Sorry, forgot to respond to this part. This is very true, BUT, the process of earning any money at all begins with securing an exclusive listing agreement. Herein lies the crossroads. Does the broker:
1) suggest a realistic, yet lower price to seller, to get a quick sale that is most beneficial to him/her; which puts the chances of GETTING the listing significantly lower, OR
2) suggest a high price, to raise chances of GETTING the listing?
For most part, the answer is #2, suggest a high price, and secure the listing first. THEN, and some brokers set this up wonderfully in the sales pitch, agree to a reduction after X weeks? So, 1-2 punch. Get listing first, then GET THAT PRICE DOWN. Sneaky? You bet? Does it work? You bet! Make no mistake about it, some brokers excel at the 'art of the sales pitch' knowing that this is where the money is made in this business.
But this market changed.
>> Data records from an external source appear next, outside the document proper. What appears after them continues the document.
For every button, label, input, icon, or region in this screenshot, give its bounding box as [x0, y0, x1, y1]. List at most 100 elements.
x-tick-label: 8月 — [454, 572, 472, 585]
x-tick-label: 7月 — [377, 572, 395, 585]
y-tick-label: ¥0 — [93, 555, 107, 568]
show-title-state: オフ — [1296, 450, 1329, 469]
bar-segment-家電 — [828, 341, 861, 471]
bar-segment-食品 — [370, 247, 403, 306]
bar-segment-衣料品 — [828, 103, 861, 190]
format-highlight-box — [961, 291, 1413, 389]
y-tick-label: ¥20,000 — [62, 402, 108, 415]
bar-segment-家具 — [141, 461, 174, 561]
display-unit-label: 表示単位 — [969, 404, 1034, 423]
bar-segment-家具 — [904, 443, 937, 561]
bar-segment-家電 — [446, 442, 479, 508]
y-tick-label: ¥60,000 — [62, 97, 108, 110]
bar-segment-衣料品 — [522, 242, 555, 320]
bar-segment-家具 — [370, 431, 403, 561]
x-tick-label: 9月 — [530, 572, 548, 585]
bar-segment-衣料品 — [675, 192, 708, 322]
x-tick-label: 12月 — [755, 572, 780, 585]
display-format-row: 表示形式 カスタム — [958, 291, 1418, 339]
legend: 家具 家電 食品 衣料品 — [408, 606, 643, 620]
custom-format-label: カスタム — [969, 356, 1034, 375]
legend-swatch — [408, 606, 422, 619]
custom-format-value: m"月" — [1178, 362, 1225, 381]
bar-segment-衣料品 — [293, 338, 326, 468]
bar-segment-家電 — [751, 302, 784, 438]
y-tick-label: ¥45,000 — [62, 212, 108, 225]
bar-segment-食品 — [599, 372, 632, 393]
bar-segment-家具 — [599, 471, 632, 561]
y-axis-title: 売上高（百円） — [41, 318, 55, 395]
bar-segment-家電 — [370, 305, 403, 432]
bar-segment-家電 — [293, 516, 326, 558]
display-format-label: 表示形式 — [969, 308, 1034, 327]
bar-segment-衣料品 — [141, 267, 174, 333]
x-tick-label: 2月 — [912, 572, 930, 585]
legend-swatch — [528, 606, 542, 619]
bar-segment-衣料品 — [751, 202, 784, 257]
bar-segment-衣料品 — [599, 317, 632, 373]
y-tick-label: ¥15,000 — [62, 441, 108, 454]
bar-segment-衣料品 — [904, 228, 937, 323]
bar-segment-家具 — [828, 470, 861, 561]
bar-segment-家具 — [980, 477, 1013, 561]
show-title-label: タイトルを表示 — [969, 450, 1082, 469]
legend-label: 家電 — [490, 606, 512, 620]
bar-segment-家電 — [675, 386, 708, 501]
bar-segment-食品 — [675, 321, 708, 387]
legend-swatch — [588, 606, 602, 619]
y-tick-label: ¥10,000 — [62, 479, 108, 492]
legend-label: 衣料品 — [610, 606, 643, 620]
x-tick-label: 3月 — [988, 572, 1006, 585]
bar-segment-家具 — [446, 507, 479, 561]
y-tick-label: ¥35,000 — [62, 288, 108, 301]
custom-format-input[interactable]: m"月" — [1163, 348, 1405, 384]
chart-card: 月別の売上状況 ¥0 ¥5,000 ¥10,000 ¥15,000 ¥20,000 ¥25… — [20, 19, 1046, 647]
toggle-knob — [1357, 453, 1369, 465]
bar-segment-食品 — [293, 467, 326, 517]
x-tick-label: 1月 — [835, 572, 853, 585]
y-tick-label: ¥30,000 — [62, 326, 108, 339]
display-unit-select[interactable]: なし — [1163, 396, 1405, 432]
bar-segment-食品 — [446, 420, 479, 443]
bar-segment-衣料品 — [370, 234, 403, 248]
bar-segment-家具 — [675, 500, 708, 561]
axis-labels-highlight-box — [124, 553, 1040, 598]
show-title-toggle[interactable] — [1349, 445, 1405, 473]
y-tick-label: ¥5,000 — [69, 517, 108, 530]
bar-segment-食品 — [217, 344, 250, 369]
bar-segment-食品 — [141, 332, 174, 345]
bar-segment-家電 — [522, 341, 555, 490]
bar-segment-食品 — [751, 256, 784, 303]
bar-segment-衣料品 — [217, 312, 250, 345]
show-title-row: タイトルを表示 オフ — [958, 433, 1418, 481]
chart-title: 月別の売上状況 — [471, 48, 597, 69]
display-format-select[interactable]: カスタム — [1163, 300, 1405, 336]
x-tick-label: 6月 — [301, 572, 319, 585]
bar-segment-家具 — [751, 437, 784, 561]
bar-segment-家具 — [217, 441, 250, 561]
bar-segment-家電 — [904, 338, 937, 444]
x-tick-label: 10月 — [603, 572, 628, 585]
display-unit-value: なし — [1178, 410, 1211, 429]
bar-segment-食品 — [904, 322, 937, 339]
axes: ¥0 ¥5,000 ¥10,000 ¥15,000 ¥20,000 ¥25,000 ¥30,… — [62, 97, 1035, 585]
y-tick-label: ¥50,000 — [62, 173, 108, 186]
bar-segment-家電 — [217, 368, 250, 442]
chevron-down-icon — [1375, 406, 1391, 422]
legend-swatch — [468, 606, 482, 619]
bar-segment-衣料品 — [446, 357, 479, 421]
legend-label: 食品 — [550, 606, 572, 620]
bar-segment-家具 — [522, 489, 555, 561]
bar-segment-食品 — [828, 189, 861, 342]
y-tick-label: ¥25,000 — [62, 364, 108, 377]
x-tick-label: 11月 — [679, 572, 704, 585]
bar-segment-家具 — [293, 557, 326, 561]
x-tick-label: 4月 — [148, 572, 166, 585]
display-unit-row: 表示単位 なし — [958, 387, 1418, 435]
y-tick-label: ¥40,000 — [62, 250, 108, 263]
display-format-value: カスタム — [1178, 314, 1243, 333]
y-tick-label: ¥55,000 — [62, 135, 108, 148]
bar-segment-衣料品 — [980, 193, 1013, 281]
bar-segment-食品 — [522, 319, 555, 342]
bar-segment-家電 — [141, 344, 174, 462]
And most brokers 'art' that worked when the market was bullish and very active, likely wont work when bids are hard to come by and pricing strategy throughout the sales process becomes critical.
Posted by Office - Noah | January 25, 2009 1:48 PM
I think the best startegy is tol tell the seller that broker will agree to sell at price X but must consider a reduction if there are no offers after the first 30 showings or so.
Posted by Trooper | January 25, 2009 10:33 PM
"Could it be that there is massive collusion among the 'top' brokerage firms here in Manhattan to keep up the ask prices no matter what?"
"It is hard to trust a broker's recommended asking price. After all, the broker is incented to set a price as low as possible because GETTING A SALE, REGARDLESS OF PRICE, is the best way to make money."
Fascinating comment string Noah/Chris/Anon. Segueing from brokers who are setting prices too high and colluding to prop up the market; to brokers who are setting prices too low to make a quick sale at the expense of their clients.
But the anonymous poster is correct to point out that it is all a matter of trust. At the end of the day it it's always in a client's control, if you can't trust your broker, then you should probably find another one.
-peace
Posted by Peter Comitini | January 26, 2009 12:07 AM
The RE business like any business should ideally be about providing a competent service at a fair price, all based on integrity and trust. It's a cliche but true: a person of good character does the right thing for no other reason than it's the right thing to do.
In my view, the root problem among many agents is a lack of integrity and in-depth knowledge of all relevant factors. Noah, thanks for a decent measure of both on your blog.
Posted by Aquarian | January 26, 2009 10:14 AM
Congrats on the coverage Noah! In case you didnt know, Dustin Luther features the NY Times article on his 'hotlist', which is where i stumbled on it. Keep up the good work!
Posted by Austin Smith - Goomzee.com | January 26, 2009 11:07 AM
Congrats. Keep up the good work, and know that due to this site when I decide the market has settled enough for me to jump in and I start looking, I know who I am going to call first.
-K
Posted by Kevin | January 26, 2009 11:22 AM
Austin - THANKS!
Kevin - You got it! I'll be here, thanks!